With housing prices growing rapidly in all parts of China, economists have long been debating whether or not the housing market is forming an ever-increasing price bubble, which is likely to burst one day. However, the development of the real estate sector is backed by several fundamental trends, which make a crash of the market less likely. Most important is the constantly advancing urbanization in combination with equally increasing GDP per capita, which leads to a sustained demand for new housing. As a matter of fact, housing prices on a national level are rising at around the same rate as the GDP per capita. The growth in income has affected all social classes, which makes acquiring housing property possible even for lower income groups.
Most Chinese view housing not merely as a commodity, but as an investment in an ever-appreciating asset and people invest a large part of their savings in real estate. For the government, the real estate market is equally important. Not only is housing a key part of the national economy, local governments also generate 20 to 40 percent of their fiscal revenue from the sale of land rights. Furthermore, a considerable part of all bank loans in China is property related. Out of these reasons, the development of the real estate sector is crucial for economic stability and the government is taking considerable efforts to control and stabilize the market.

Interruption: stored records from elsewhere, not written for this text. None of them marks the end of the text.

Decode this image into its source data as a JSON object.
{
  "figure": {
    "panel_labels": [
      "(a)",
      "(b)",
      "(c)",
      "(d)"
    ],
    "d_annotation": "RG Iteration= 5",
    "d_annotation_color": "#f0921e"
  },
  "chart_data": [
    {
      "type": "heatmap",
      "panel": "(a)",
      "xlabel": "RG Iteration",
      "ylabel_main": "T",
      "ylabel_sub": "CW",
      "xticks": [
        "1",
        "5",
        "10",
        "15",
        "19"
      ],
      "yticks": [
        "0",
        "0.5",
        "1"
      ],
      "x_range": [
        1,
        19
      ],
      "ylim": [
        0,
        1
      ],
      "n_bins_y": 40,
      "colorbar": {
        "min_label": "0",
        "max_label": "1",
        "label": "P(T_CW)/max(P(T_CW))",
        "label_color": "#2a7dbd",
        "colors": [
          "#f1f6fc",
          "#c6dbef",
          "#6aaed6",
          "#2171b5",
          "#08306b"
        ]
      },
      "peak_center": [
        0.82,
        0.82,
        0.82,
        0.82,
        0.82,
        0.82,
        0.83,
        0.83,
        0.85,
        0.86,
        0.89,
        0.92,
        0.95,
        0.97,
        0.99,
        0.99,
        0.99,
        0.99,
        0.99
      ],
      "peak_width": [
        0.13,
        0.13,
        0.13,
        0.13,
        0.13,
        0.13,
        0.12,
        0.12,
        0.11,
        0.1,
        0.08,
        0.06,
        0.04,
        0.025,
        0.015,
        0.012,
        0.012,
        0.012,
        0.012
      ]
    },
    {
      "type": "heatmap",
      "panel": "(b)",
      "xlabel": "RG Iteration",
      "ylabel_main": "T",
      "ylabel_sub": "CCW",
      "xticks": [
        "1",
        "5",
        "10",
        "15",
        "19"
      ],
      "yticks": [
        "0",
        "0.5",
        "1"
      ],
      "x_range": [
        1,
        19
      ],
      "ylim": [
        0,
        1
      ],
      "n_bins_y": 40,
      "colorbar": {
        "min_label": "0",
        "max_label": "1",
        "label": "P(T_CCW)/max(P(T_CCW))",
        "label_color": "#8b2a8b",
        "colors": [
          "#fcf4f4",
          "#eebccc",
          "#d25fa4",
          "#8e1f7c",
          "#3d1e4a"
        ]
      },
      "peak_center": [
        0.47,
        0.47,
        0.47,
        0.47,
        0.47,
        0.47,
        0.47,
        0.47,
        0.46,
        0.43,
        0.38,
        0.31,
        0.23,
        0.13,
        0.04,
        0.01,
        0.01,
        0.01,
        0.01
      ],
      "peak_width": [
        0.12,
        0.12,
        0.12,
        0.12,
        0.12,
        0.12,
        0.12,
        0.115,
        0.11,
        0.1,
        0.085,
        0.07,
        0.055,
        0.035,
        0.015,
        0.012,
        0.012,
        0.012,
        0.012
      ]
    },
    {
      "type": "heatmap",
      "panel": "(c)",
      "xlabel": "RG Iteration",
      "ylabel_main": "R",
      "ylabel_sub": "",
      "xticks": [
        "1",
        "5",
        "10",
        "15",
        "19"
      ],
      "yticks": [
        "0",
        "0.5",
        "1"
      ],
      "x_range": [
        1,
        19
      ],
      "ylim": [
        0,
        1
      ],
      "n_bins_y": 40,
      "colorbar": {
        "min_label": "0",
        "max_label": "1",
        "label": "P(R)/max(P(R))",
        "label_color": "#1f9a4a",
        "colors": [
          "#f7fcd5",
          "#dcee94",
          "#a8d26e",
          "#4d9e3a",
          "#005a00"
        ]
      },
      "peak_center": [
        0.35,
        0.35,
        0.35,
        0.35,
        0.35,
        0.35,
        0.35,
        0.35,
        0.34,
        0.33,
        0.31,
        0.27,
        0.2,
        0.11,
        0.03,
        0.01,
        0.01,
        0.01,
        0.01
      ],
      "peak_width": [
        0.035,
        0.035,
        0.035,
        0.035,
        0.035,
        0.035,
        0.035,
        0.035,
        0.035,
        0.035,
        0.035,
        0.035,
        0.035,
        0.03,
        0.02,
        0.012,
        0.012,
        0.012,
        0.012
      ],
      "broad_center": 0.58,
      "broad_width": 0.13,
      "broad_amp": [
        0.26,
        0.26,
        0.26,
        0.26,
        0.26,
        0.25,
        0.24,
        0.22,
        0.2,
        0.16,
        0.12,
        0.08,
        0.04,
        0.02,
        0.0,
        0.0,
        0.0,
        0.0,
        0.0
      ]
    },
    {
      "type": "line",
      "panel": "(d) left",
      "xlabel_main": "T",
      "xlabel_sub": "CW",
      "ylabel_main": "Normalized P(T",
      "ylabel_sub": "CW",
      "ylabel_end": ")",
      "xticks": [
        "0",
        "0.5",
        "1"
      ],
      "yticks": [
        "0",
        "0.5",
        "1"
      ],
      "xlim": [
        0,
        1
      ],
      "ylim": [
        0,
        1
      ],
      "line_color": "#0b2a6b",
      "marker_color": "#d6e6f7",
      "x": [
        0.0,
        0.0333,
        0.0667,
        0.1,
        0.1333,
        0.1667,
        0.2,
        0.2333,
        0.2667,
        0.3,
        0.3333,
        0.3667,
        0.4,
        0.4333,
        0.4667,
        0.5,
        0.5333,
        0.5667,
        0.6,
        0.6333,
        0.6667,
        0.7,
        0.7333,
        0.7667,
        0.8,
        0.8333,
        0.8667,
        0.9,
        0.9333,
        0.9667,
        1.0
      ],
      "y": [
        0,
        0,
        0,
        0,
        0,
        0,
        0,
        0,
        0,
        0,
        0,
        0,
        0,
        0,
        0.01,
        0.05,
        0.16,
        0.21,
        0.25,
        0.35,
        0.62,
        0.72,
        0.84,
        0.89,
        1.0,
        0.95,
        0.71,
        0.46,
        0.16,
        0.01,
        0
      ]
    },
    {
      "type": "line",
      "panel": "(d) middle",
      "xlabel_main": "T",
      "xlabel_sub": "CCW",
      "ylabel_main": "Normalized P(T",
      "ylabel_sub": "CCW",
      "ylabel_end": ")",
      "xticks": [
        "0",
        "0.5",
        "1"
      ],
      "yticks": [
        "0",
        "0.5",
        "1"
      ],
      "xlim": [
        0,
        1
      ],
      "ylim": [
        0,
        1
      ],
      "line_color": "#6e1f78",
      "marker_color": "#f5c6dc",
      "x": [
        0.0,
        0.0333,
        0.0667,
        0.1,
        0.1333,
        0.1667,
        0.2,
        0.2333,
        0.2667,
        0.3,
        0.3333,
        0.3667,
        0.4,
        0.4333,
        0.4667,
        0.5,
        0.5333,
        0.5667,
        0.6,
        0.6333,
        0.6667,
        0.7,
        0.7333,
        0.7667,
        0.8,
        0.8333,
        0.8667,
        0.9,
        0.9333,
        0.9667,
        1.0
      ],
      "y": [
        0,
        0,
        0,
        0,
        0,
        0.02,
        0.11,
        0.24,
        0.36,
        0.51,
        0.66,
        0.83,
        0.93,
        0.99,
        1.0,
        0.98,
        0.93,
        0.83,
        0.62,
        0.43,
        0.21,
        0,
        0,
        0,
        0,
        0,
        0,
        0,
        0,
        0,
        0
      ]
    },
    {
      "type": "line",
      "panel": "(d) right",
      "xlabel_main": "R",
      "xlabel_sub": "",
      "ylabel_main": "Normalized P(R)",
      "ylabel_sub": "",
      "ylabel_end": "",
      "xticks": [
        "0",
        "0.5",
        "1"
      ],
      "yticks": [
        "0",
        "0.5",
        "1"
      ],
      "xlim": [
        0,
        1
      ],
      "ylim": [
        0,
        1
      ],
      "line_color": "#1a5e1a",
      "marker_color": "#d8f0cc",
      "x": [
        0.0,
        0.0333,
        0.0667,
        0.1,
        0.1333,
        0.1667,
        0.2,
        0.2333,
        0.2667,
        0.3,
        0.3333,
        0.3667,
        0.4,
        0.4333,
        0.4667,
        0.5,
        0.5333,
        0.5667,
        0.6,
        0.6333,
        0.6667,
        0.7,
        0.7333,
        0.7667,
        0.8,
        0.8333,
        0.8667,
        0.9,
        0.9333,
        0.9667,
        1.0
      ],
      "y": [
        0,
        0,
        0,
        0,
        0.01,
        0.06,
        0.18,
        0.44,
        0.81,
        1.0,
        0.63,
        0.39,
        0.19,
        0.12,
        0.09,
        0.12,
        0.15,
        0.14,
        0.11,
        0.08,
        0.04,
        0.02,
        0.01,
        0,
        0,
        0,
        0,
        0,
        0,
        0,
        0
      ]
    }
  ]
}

In many Chinese cities, however, real estate prices have reached breathtaking levels. In these markets it is not very likely that the appreciation of prices will continue at the rate they did in the past. More likely, prices will rise at a slower pace. In case of economic uncertainty, moderate price corrections might also occur. At the same time, prospective buyers are focusing more on quality, as many of them already possess property and now want to improve their living conditions. For the foreseeable future it appears the secondhand market and property related services will continue to gain momentum in this environment.